Wie immer herrschte totales Chaos in der Bank, die an diesem späten Samstagvormittag gerade auf den Ladenschluss aufbaute und die einzelnen Angestellten schon untereinander über die Pläne für das restliche Wochenende tratschten.

Ein Besuch am See, ein Kinobesuch mit der Freundin, ein Abendessen für die Frau, die in den nächsten Stunden einen Ring am Finger haben würde, der nach einem Heiratsantrag angesteckt werden würde …

Melanie war taub für diese Gespräche, denn wie immer, wenn sie hinter der Theke stand und die Kunden bediente, die Geld einzahlen oder abholen wollten, die Papierkram zu unterschreiben hatten, sich ein Konto einrichten wollten oder die lediglich eine Auskunft nach einem Mitarbeiter benötigten, hatte ihr Gesichtsausdruck eine strenge Disziplin, die in einer freundlichen, hellen Stimme endete.

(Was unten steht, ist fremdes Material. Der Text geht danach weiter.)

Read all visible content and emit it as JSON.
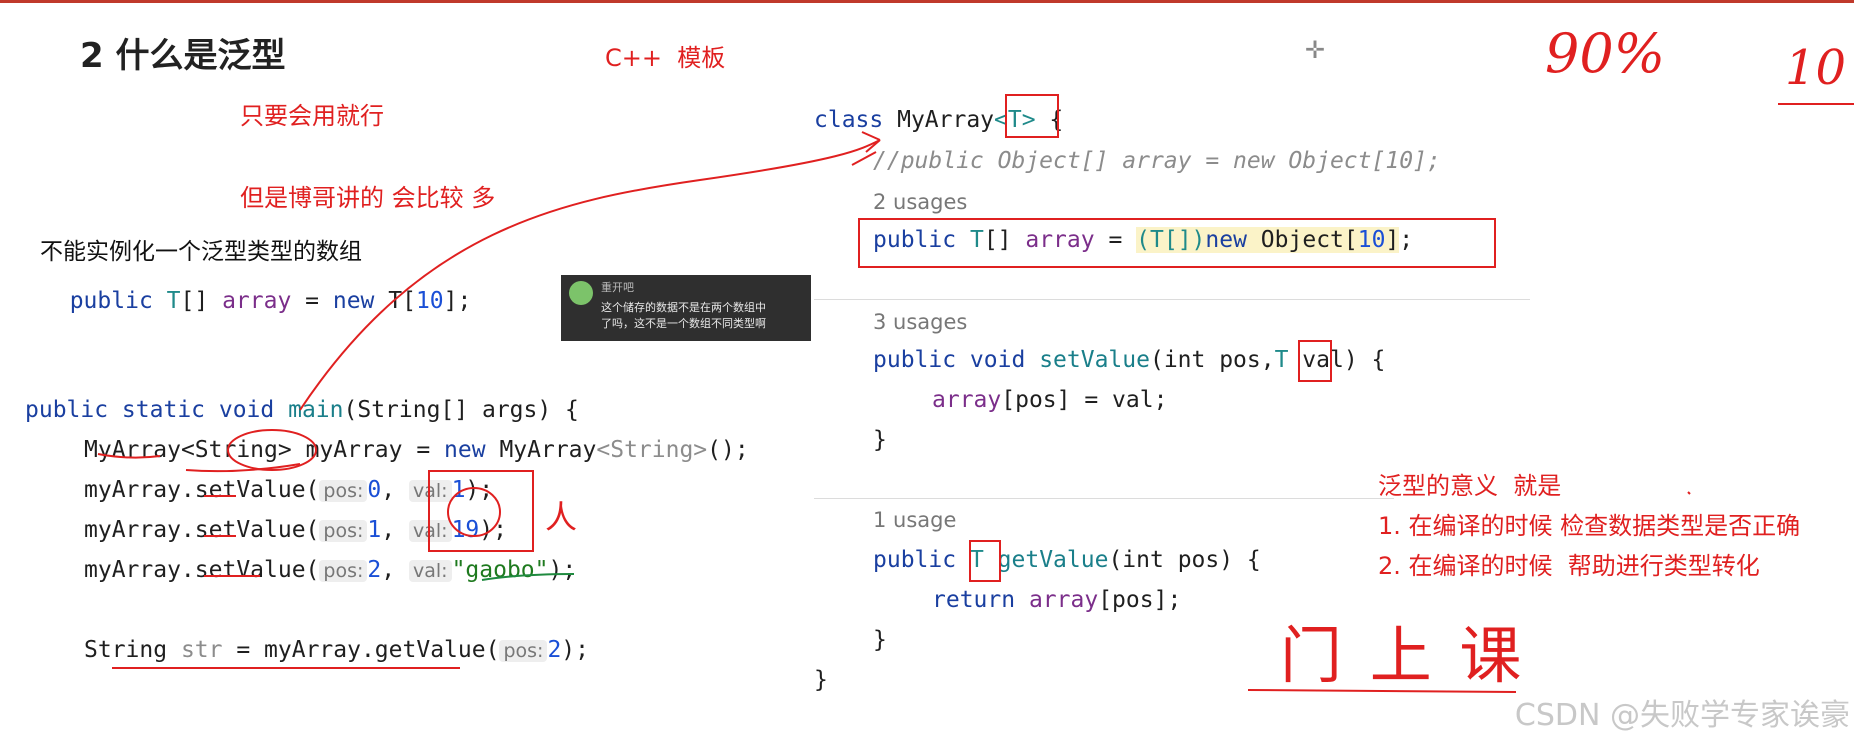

Sie liebte ihren „doch so langweiligen“ Job viel zu sehr, als sich von der Feierabendstimmung mitreißen zu lassen und meistens war sie damit besser bedient, als stundenlang auf die Uhr zu starren, in der Hoffnung, der Zeiger bewege sich auch nur ein bisschen schneller.

„Schönen Tag noch“, lächelte sie die rundliche Dame mit dem Filzhut vor sich an und sah ihr kurz nach, wie sie mit ihrem kleinen Hund, dessen Rasse die Bankangestellte nicht bestimmen konnte, zum Ausgang marschierte. Hatte sie also wieder jemanden glücklich gemacht.

„Mel, wie kannst du so gut drauf sein?“, raunte ihr jemand unmittelbar neben ihr ins Ohr, doch statt sich zu erschrecken, atmete die Angesprochene kurz tief durch. „Mike, im Gegensatz zu dir, bezeichne ich meine Arbeit nicht als lästig.“ Entspannt wandte sie den Blick zu ihm, wo sie auf seinem Gesicht ein deutlich schelmisches Grinsen erkennen konnte. Das passte zu ihm und immer, wenn sie in seine hellblauen, strahlenden Augen sah, die so viel Abenteuer ausstrahlten wie es in der Filiale alle Jubeljahre passierte, fragte sie sich, was er in einer Bank machte. Er sah viel mehr nach einem Extremsportler in Shorts, als nach einem Angestellten in Anzug und Krawatte aus. Die Muskeln für einen Bergsteiger oder Bodybuilder hatte er, das sah man sogar durch den dunkelblauen Zweiteiler, der ihm wie auf den Leib geschneidert worden schien.

Anstatt auf ihre leicht trotzige Aussage zu antworten, sah er wie viele Leute hier auf die Uhr. „Freust du dich nicht auf einen freien Tag? Komm, du kannst mir nicht erzählen, dass du alles für deine Arbeit machen würdest.“ Das Lachen stand ihm ins Gesicht geschrieben, doch zu seinem Glück brachte er das nicht über die Lippen. „Und wenn ich dir sage, dass ich jeden Montagmorgen extra eine Stunde früher aufstehe, um mitzuerleben, wie Herr Meyer die Tür aufschließt?“ Ihr Tonfall blieb ernst und für einen Moment stutzte Mike. Das war nicht ihr Ernst!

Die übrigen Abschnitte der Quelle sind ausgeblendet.